Age-related susceptibility to coronavirus infections: role of impaired and dysregulated host immunity

Abstract

Human coronaviruses (hCoVs) cause severe respiratory illness in the elderly. Age-related impairments in innate immunity and suboptimal virus-specific T cell and antibody responses are believed to cause severe disease upon respiratory virus infections. This phenomenon has recently received increased attention, as elderly patients are at substantially elevated risk for severe COVID-19 disease and experience increased rates of mortality following SARS-CoV-2 infection compared with younger populations. However, the basis for age-related fatal pneumonia following pathogenic hCoVs is not well understood. In this Review, we provide an overview of our current understanding of hCoV-induced fatal pneumonia in the elderly. We describe host immune response to hCoV infections derived from studies of young and aged animal models and discuss the potential role of age-associated increases in sterile inflammation (inflammaging) and virus-induced dysregulated inflammation in causing age-related severe disease. We also highlight the existing gaps in our knowledge about virus replication and host immune responses to hCoV infection in young and aged individuals.
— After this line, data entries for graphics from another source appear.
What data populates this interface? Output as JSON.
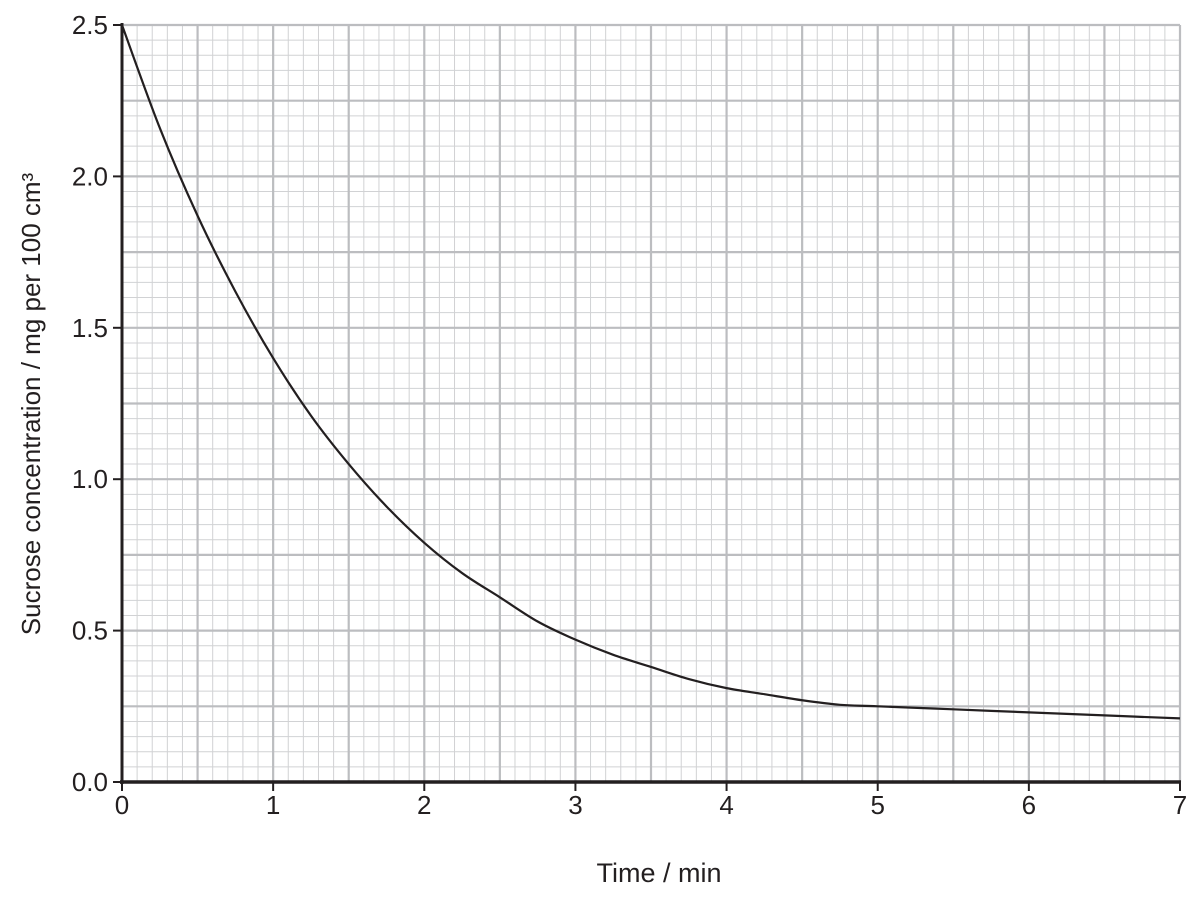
{
  "chart_data": {
    "type": "line",
    "title": "",
    "xlabel": "Time / min",
    "ylabel": "Sucrose concentration / mg per 100 cm³",
    "xlim": [
      0,
      7
    ],
    "ylim": [
      0,
      2.5
    ],
    "x_ticks": [
      "0",
      "1",
      "2",
      "3",
      "4",
      "5",
      "6",
      "7"
    ],
    "y_ticks": [
      "0.0",
      "0.5",
      "1.0",
      "1.5",
      "2.0",
      "2.5"
    ],
    "grid": true,
    "legend": "none",
    "series": [
      {
        "x": [
          0,
          0.25,
          0.5,
          0.75,
          1.0,
          1.25,
          1.5,
          1.75,
          2.0,
          2.25,
          2.5,
          2.75,
          3.0,
          3.25,
          3.5,
          3.75,
          4.0,
          4.25,
          4.5,
          4.75,
          5.0,
          5.5,
          6.0,
          6.5,
          7.0
        ],
        "y": [
          2.5,
          2.16,
          1.87,
          1.62,
          1.4,
          1.21,
          1.05,
          0.91,
          0.79,
          0.69,
          0.61,
          0.53,
          0.47,
          0.42,
          0.38,
          0.34,
          0.31,
          0.29,
          0.27,
          0.255,
          0.25,
          0.24,
          0.23,
          0.22,
          0.21
        ]
      }
    ],
    "colors": {
      "curve": "#231f20",
      "axis": "#231f20",
      "grid_major": "#bcbdc0",
      "grid_minor": "#d1d2d4"
    }
  }
}
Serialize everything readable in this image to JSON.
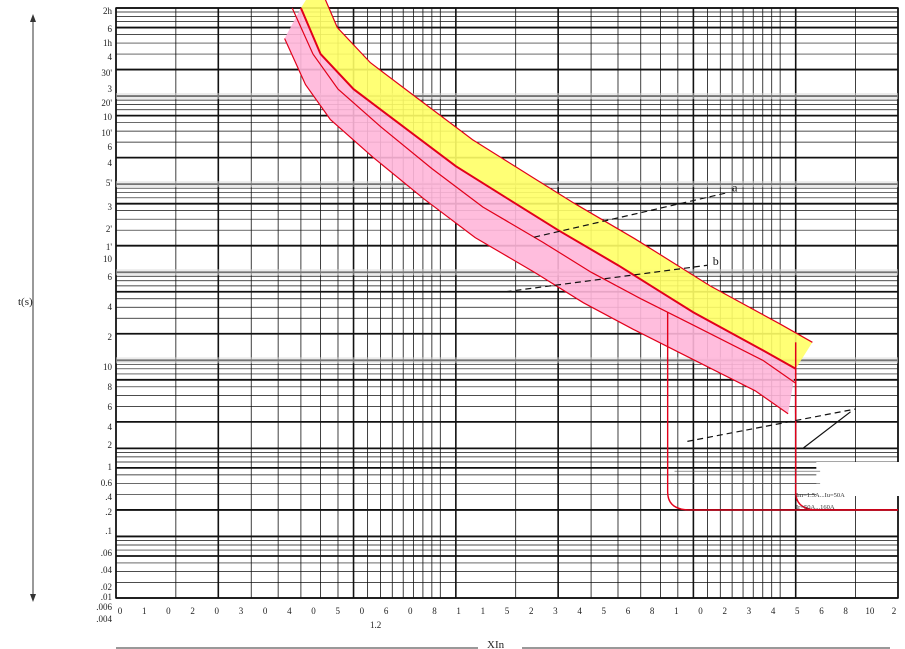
{
  "chart_data": {
    "type": "line",
    "title": "",
    "ylabel": "t(s)",
    "xlabel": "XIn",
    "x_scale": "log",
    "y_scale": "log",
    "grid": true,
    "y_tick_labels": [
      "2h",
      "6",
      "1h",
      "4",
      "30'",
      "3",
      "20'",
      "10",
      "10'",
      "6",
      "4",
      "5'",
      "3",
      "2'",
      "1'",
      "10",
      "6",
      "4",
      "2",
      "10",
      "8",
      "6",
      "4",
      "2",
      "1",
      "0.6",
      ".4",
      ".2",
      ".1",
      ".06",
      ".04",
      ".02",
      ".01",
      ".006",
      ".004"
    ],
    "x_tick_labels": [
      "0",
      "1",
      "0",
      "2",
      "0",
      "3",
      "0",
      "4",
      "0",
      "5",
      "0",
      "6",
      "0",
      "8",
      "1",
      "1",
      "5",
      "2",
      "3",
      "4",
      "5",
      "6",
      "8",
      "1",
      "0",
      "2",
      "3",
      "4",
      "5",
      "6",
      "8",
      "10",
      "2"
    ],
    "x_subtitle": "1.2",
    "series": [
      {
        "name": "a",
        "color": "#e2001a",
        "points": [
          [
            0.35,
            10000
          ],
          [
            0.4,
            3000
          ],
          [
            0.5,
            1200
          ],
          [
            0.7,
            450
          ],
          [
            1.0,
            160
          ],
          [
            1.5,
            60
          ],
          [
            2.0,
            30
          ],
          [
            3.0,
            12
          ],
          [
            4.0,
            6
          ],
          [
            5.0,
            3.5
          ],
          [
            8.0,
            1.3
          ],
          [
            10.0,
            0.8
          ]
        ]
      },
      {
        "name": "b",
        "color": "#e2001a",
        "points": [
          [
            0.33,
            10000
          ],
          [
            0.38,
            3000
          ],
          [
            0.45,
            1200
          ],
          [
            0.6,
            450
          ],
          [
            0.85,
            150
          ],
          [
            1.2,
            55
          ],
          [
            1.8,
            22
          ],
          [
            2.5,
            10
          ],
          [
            3.5,
            5
          ],
          [
            5.0,
            2.5
          ],
          [
            8.0,
            1.0
          ],
          [
            10.0,
            0.55
          ]
        ]
      }
    ],
    "band_fill_yellow": "#ffff66",
    "band_fill_pink": "#ffb6d9",
    "annotations": [
      "a",
      "b"
    ],
    "footnote": [
      "Im=1.5A...Iu=50A",
      "Ir=50A...160A"
    ]
  }
}
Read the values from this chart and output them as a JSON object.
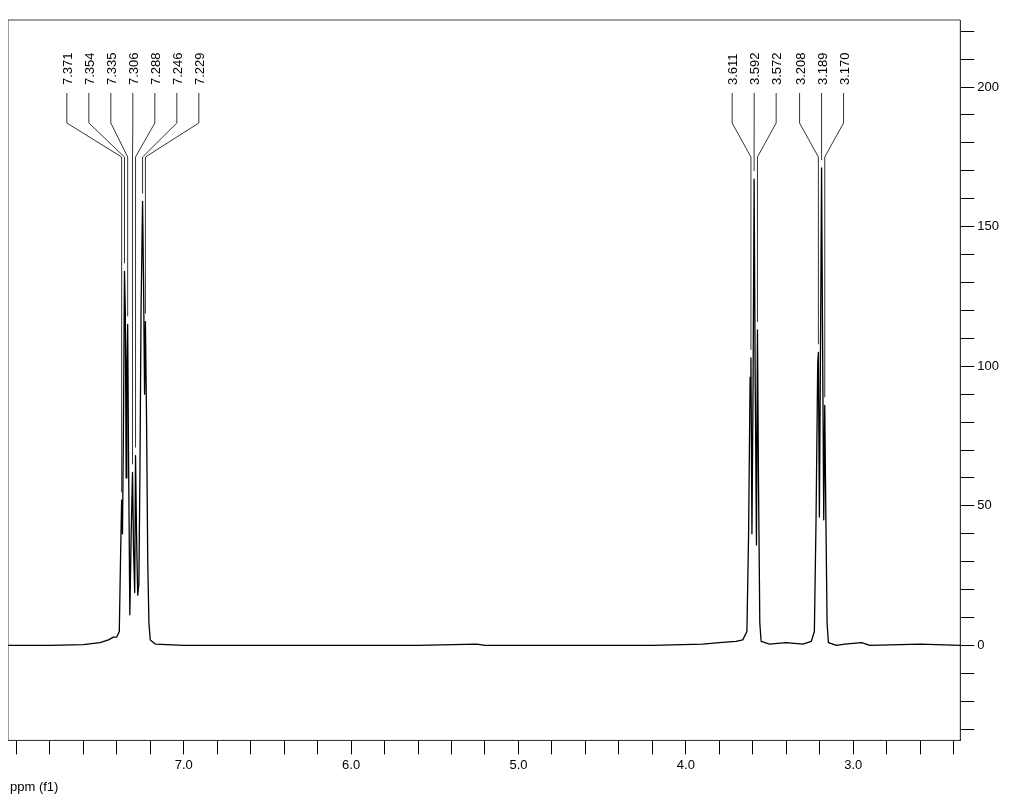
{
  "chart_data": {
    "type": "line",
    "xlabel": "ppm (f1)",
    "legend": false,
    "grid": false,
    "marker": "none",
    "line_style": "solid",
    "xlim": [
      8.05,
      2.36
    ],
    "xticks": [
      {
        "value": 8.0,
        "label": null
      },
      {
        "value": 7.8,
        "label": null
      },
      {
        "value": 7.6,
        "label": null
      },
      {
        "value": 7.4,
        "label": null
      },
      {
        "value": 7.2,
        "label": null
      },
      {
        "value": 7.0,
        "label": "7.0"
      },
      {
        "value": 6.8,
        "label": null
      },
      {
        "value": 6.6,
        "label": null
      },
      {
        "value": 6.4,
        "label": null
      },
      {
        "value": 6.2,
        "label": null
      },
      {
        "value": 6.0,
        "label": "6.0"
      },
      {
        "value": 5.8,
        "label": null
      },
      {
        "value": 5.6,
        "label": null
      },
      {
        "value": 5.4,
        "label": null
      },
      {
        "value": 5.2,
        "label": null
      },
      {
        "value": 5.0,
        "label": "5.0"
      },
      {
        "value": 4.8,
        "label": null
      },
      {
        "value": 4.6,
        "label": null
      },
      {
        "value": 4.4,
        "label": null
      },
      {
        "value": 4.2,
        "label": null
      },
      {
        "value": 4.0,
        "label": "4.0"
      },
      {
        "value": 3.8,
        "label": null
      },
      {
        "value": 3.6,
        "label": null
      },
      {
        "value": 3.4,
        "label": null
      },
      {
        "value": 3.2,
        "label": null
      },
      {
        "value": 3.0,
        "label": "3.0"
      },
      {
        "value": 2.8,
        "label": null
      },
      {
        "value": 2.6,
        "label": null
      },
      {
        "value": 2.4,
        "label": null
      }
    ],
    "ylim": [
      -34,
      224
    ],
    "yticks": [
      {
        "value": -30,
        "label": null
      },
      {
        "value": -20,
        "label": null
      },
      {
        "value": -10,
        "label": null
      },
      0,
      {
        "value": 10,
        "label": null
      },
      {
        "value": 20,
        "label": null
      },
      {
        "value": 30,
        "label": null
      },
      {
        "value": 40,
        "label": null
      },
      50,
      {
        "value": 60,
        "label": null
      },
      {
        "value": 70,
        "label": null
      },
      {
        "value": 80,
        "label": null
      },
      {
        "value": 90,
        "label": null
      },
      100,
      {
        "value": 110,
        "label": null
      },
      {
        "value": 120,
        "label": null
      },
      {
        "value": 130,
        "label": null
      },
      {
        "value": 140,
        "label": null
      },
      150,
      {
        "value": 160,
        "label": null
      },
      {
        "value": 170,
        "label": null
      },
      {
        "value": 180,
        "label": null
      },
      {
        "value": 190,
        "label": null
      },
      200,
      {
        "value": 210,
        "label": null
      },
      {
        "value": 220,
        "label": null
      }
    ],
    "series": [
      {
        "color": "#000000",
        "x": [
          8.05,
          7.8,
          7.6,
          7.5,
          7.45,
          7.42,
          7.4,
          7.385,
          7.378,
          7.371,
          7.366,
          7.36,
          7.354,
          7.349,
          7.344,
          7.34,
          7.335,
          7.33,
          7.322,
          7.314,
          7.306,
          7.3,
          7.293,
          7.288,
          7.282,
          7.275,
          7.268,
          7.262,
          7.255,
          7.246,
          7.24,
          7.234,
          7.229,
          7.222,
          7.215,
          7.208,
          7.2,
          7.17,
          7.0,
          6.5,
          6.0,
          5.6,
          5.25,
          5.2,
          4.8,
          4.2,
          3.9,
          3.8,
          3.7,
          3.66,
          3.635,
          3.625,
          3.616,
          3.611,
          3.605,
          3.598,
          3.592,
          3.586,
          3.578,
          3.572,
          3.566,
          3.558,
          3.55,
          3.5,
          3.4,
          3.3,
          3.25,
          3.232,
          3.222,
          3.212,
          3.208,
          3.202,
          3.195,
          3.189,
          3.183,
          3.176,
          3.17,
          3.164,
          3.156,
          3.148,
          3.1,
          3.05,
          2.95,
          2.9,
          2.6,
          2.36
        ],
        "values": [
          0,
          0,
          0.3,
          1,
          2,
          3,
          3,
          5,
          30,
          52,
          40,
          80,
          134,
          120,
          60,
          100,
          115,
          70,
          11,
          40,
          62,
          35,
          19,
          68,
          40,
          18,
          22,
          60,
          120,
          159,
          130,
          90,
          116,
          80,
          30,
          8,
          2,
          0.5,
          0,
          0,
          0,
          0,
          0.5,
          0,
          0,
          0,
          0.5,
          1,
          1.5,
          2,
          5,
          40,
          96,
          103,
          40,
          95,
          167,
          100,
          36,
          113,
          60,
          8,
          1.5,
          0.5,
          1,
          0.5,
          1.5,
          5,
          45,
          101,
          105,
          46,
          110,
          171,
          110,
          45,
          86,
          50,
          8,
          1,
          0,
          0.5,
          1,
          0,
          0.5,
          0
        ]
      }
    ],
    "annotations": [
      {
        "text": "7.371",
        "x": 7.371,
        "y": 52
      },
      {
        "text": "7.354",
        "x": 7.354,
        "y": 134
      },
      {
        "text": "7.335",
        "x": 7.335,
        "y": 115
      },
      {
        "text": "7.306",
        "x": 7.306,
        "y": 62
      },
      {
        "text": "7.288",
        "x": 7.288,
        "y": 68
      },
      {
        "text": "7.246",
        "x": 7.246,
        "y": 159
      },
      {
        "text": "7.229",
        "x": 7.229,
        "y": 116
      },
      {
        "text": "3.611",
        "x": 3.611,
        "y": 103
      },
      {
        "text": "3.592",
        "x": 3.592,
        "y": 167
      },
      {
        "text": "3.572",
        "x": 3.572,
        "y": 113
      },
      {
        "text": "3.208",
        "x": 3.208,
        "y": 105
      },
      {
        "text": "3.189",
        "x": 3.189,
        "y": 171
      },
      {
        "text": "3.170",
        "x": 3.17,
        "y": 86
      }
    ]
  }
}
Figure 1. Immune response to respiratory hCoV infection in young and aged individuals.

In young hosts, hCoV infection induces an early elevation of IFN-I and IL-12 responses and controlled proinflammatory cytokine/chemokine production, leading to effective adaptive immunity and enhanced virus clearance. In contrast, aged hosts mount reduced and delayed IFN-I and IL-12 responses and excessive proinflammatory cytokine/chemokine responses, leading to excessive inflammation, impaired adaptive immune response, delayed virus clearance, and fatal pneumonia.